This month: The Dirty Diaries.
Sitting on a cold seat, in my cramped outhouse, staring at a wastebasket stuffed with stinky folded tissues reminds me of my first year in Korea. My housemates were an old single man rarely up before dinner and three college kids sharing a room. The bag of tissues next to the toilet never filled up. I‘d assumed my roomies changed it. I flushed mine.
One day the landlady came stomping at my door. On the floor of the bathroom, a massive pile of dirty wet tissues and a torn plastic bag. Someone had been dumping water in the waste bin to flatten out the tissues. She‘d assumed it was the foreigner that‘d never seen a bag of dirty tissues three months earlier.
One recollection leads to the next. The tissues I hold are from Texas Street, where a woman handed me a large packet with the name and address of her church, a picture of Jesus and two men holding hands pointing to a church. For the next three weeks I’d think of Christ, the fellowship of man, before I wipe.
I’m sitting in a drinking establishment with Kiwi friends. We’re discussing nothing particular. Some Brits are in one corner. Some Koreans are with us. A Canadian man, age about 43, enters and sits with us. None of us know him so he introduces himself.

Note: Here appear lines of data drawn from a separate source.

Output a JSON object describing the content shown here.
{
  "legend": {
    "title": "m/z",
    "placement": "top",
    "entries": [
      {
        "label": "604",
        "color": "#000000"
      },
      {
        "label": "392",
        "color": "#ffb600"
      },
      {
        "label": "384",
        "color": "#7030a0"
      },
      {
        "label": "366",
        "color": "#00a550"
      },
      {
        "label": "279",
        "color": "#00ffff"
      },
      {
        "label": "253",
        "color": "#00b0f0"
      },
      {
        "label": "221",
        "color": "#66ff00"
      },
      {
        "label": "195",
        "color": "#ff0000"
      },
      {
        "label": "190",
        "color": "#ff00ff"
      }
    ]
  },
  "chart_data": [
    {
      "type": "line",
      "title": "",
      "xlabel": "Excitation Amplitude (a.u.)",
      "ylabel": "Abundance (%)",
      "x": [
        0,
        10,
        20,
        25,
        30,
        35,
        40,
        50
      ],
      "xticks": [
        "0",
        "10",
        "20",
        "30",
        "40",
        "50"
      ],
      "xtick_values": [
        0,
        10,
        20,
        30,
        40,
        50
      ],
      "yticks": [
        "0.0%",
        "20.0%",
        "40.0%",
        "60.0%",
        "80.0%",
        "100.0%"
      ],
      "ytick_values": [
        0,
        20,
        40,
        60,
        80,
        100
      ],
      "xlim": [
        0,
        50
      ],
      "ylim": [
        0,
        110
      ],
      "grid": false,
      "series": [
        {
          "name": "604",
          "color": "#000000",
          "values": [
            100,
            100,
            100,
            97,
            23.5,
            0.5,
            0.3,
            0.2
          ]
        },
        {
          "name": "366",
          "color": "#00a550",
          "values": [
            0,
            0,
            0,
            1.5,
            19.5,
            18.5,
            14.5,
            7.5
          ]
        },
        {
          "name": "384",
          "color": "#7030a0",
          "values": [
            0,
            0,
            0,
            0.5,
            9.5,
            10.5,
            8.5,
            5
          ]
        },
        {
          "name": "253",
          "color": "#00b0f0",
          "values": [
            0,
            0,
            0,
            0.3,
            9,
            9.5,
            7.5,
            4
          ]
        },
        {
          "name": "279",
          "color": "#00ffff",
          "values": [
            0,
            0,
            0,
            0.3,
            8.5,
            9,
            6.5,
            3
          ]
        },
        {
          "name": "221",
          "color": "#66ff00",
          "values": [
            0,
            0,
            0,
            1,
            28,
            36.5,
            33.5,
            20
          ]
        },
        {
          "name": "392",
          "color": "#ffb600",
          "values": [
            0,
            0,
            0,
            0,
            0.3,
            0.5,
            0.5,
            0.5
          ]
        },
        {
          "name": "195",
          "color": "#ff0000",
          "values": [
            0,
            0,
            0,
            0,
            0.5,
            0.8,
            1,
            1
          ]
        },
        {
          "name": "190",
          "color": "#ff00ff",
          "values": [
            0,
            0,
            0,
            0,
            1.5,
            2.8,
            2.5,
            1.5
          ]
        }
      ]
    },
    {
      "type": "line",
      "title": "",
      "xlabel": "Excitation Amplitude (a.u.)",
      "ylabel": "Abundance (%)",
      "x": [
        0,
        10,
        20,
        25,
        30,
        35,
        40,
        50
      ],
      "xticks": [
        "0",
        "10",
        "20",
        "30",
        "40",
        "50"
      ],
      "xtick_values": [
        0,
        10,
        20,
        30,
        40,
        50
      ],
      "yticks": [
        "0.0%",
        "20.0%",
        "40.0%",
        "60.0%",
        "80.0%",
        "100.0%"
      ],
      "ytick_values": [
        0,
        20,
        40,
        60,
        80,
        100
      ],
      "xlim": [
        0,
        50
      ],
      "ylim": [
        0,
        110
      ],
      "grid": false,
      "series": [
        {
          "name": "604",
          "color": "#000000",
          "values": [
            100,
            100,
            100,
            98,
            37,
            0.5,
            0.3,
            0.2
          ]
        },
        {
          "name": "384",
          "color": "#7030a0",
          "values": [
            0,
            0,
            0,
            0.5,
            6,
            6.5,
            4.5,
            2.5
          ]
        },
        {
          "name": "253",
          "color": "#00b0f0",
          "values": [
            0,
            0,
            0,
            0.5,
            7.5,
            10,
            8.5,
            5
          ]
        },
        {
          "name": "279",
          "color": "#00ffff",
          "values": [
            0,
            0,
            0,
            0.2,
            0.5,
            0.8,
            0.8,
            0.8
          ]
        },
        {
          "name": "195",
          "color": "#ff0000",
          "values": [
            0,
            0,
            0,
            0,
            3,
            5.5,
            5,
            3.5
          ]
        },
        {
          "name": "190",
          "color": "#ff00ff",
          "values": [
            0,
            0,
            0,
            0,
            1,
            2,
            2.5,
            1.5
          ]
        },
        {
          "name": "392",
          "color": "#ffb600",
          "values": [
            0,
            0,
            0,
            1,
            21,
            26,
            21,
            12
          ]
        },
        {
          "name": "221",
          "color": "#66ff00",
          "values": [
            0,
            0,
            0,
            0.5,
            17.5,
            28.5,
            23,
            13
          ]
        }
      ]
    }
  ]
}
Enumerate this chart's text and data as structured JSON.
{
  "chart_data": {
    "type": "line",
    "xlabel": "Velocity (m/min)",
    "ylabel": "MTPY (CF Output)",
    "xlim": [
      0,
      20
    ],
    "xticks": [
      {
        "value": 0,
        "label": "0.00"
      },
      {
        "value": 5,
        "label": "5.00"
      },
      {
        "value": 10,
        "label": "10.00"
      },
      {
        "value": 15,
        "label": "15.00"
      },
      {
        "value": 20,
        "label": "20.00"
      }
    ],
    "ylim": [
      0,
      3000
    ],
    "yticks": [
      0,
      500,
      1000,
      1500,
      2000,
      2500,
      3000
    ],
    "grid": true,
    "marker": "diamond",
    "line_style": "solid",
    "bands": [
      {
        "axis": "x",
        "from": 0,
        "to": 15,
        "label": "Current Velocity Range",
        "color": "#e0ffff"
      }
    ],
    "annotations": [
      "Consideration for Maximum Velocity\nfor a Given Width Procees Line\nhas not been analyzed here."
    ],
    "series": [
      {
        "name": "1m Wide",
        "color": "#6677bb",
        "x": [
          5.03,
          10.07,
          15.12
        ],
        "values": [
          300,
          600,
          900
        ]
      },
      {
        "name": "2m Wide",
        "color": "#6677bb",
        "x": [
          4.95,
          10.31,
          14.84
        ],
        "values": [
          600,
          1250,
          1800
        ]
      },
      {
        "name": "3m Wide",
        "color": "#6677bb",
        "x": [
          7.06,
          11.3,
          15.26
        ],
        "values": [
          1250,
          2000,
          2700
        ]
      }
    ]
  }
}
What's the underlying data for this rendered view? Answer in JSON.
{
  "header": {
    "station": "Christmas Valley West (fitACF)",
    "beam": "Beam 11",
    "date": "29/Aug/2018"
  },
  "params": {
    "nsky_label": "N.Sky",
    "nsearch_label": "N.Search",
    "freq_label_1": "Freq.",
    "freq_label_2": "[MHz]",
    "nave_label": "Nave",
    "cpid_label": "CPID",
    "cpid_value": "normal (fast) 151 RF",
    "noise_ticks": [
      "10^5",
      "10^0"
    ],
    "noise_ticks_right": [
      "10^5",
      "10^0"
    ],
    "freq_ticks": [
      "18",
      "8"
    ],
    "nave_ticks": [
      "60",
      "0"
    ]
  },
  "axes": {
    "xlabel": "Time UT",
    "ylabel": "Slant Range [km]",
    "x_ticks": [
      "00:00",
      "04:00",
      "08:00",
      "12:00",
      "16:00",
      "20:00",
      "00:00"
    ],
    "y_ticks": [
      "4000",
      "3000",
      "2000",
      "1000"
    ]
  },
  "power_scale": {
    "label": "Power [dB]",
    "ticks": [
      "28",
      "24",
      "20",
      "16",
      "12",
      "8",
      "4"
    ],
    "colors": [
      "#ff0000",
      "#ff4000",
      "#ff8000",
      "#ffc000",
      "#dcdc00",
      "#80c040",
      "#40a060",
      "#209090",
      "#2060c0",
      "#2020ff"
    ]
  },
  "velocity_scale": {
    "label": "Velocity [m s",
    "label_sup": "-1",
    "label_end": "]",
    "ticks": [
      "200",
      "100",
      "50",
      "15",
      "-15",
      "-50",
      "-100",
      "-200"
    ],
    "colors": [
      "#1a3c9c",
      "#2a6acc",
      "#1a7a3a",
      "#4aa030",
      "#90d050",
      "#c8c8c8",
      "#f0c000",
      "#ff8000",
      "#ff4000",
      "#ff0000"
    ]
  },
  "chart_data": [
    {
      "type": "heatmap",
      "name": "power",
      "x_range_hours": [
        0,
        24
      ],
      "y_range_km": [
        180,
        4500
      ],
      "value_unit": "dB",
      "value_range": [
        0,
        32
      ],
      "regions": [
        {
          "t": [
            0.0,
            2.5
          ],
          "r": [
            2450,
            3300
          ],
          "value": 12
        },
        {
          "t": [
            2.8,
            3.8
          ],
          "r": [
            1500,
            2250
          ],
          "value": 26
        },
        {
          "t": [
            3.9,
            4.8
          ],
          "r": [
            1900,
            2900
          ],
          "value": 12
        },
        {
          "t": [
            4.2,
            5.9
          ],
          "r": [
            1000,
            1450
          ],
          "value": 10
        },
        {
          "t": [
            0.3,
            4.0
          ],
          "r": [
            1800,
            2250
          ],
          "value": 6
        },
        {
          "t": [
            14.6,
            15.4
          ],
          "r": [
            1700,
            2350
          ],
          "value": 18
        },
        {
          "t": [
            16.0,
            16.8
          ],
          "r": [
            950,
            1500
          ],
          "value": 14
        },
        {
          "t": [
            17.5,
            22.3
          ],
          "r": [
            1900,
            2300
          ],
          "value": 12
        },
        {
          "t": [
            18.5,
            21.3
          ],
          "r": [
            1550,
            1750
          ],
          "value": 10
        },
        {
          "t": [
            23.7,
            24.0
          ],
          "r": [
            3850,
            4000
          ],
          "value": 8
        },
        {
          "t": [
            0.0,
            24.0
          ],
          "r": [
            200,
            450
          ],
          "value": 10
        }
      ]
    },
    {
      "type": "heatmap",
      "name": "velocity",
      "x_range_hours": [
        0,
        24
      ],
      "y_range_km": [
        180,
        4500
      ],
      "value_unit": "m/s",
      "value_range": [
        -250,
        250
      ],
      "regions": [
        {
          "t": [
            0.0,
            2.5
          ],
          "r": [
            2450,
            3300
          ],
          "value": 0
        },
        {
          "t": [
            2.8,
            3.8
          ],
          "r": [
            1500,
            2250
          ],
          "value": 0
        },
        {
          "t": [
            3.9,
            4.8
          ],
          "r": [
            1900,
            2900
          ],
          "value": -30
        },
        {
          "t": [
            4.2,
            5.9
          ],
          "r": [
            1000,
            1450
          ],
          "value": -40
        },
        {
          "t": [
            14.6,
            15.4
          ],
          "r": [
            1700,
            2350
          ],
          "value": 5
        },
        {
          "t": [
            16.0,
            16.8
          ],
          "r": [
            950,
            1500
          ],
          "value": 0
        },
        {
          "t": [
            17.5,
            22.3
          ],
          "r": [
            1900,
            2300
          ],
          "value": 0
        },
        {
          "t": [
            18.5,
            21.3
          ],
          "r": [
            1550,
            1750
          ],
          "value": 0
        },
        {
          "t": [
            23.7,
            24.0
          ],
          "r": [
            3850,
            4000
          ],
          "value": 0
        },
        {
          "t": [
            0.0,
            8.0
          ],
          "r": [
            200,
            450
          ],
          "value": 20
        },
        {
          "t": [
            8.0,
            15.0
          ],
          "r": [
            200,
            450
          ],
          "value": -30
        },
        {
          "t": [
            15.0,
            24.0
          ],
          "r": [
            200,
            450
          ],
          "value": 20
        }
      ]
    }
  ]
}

The conversation turns to American foreign policy. We voice agreement, disagreeing with unilateralism. I compliment the Kiwis for their country’s nuclear policy and say, “What’s the most dangerous weapon you can find in New Zealand, a baseball bat?” The Kiwis laugh. The Canadian shoots an angry look my way. I say, “Is it a bad thing? I think it’s great.” He says, “Your comment lacks tact.”
Later the subject turns to North Korea. An American explains that a missile from the North would take less than thirty minutes to reach Seoul. But here we are safer. I mention my wife and kids. What would happen to us? To them?
“No worries,” says the Canadian. “Your wife and children will burn up so quick, there will be no pain. You can always get another wife and have more kids.” I left soon after this comment, the Canadian‘s face still intact.
My wife’s student, a fifth grade girl, says she studies ten to fourteen hours each day. I asked about her schedule. Get up at five and practice brain exercises, a sort of cerebral meditation. For this she uses an electric gadget that looks like a plastic, battery operated brain. Then she reads literature for an hour, and then real meditation. She studies English for three to four hours on various days, Chinese calligraphy, arts and crafts, science, and Korean grammar. Foremost, three to four days a week she studies math for a six-hour stretch. They eat in class. The teacher eats as they work.
“Why would your mother enforce something like this?” I ask her. She says, “Because she loves me.” If this is love, my children will be loveless.
Whenever I meet expats who frequent Poetry Plus they that mention my kid pissed in the bass drum. I don‘t mind. It was funny and I‘m not embarrassed. Kids piss. We all piss. Most men prefer pissing on a tree to a toilet. I admire a woman that knows how to use a squat toilet.
Those without children don‘t seem to understand that shit happens with kids. My neighbor kids eat boogers and offer to share them with me. When I was a child my mother occasionally found me munching on the neighbor‘s cat‘s turds in our sandbox. I recall having a collection of toe and fingernails in a jar as a kid. Something about them fascinated me.
Our second boy, Josh, is almost a year old now. This is an age when children scoot about quick as cockroaches, getting into anything that takes their fancy. My approach towards this is to clean the house thoroughly and let him loose. My wife and mother-in-law‘s policy is to leave the house filthy, leave everything out on the floor, and leash the child like a hound. Follow him, pull him back – restrain him. It all seems so much work. My way is simple. It takes ten minutes to clear a room, and then I can watch the news.
Sometimes our methods clash. Just last night I‘d cleaned up and let Josh loose. He scooted out to the living room, which I‘d cleaned thirty minutes earlier. I watched BBC. But Josh was quiet. Even that young, silence is an unspoken signal. Something was not right. I walked out.
In both hands Josh held Caleb‘s turds. His shit-smeared face grinned up at me with brown fudge dripping from his teeth. My wife shrieked, “What did you do to him!” Me? My mother-in-law had left Caleb‘s trainer toilet out, in the center of the room.
Last night I called my parents to tell them about my holiday in India. My mother was fascinated, but brusque. She asked some questions and handed the phone to dad. He was quiet, asked me very few questions and paused whenever I asked him something. His answers were low grunts at most. I asked him if he was okay and he said yes.
Today I got an email from him explaining to me, with apologies, that they, my sixty-year-old parents, were having sex when I called.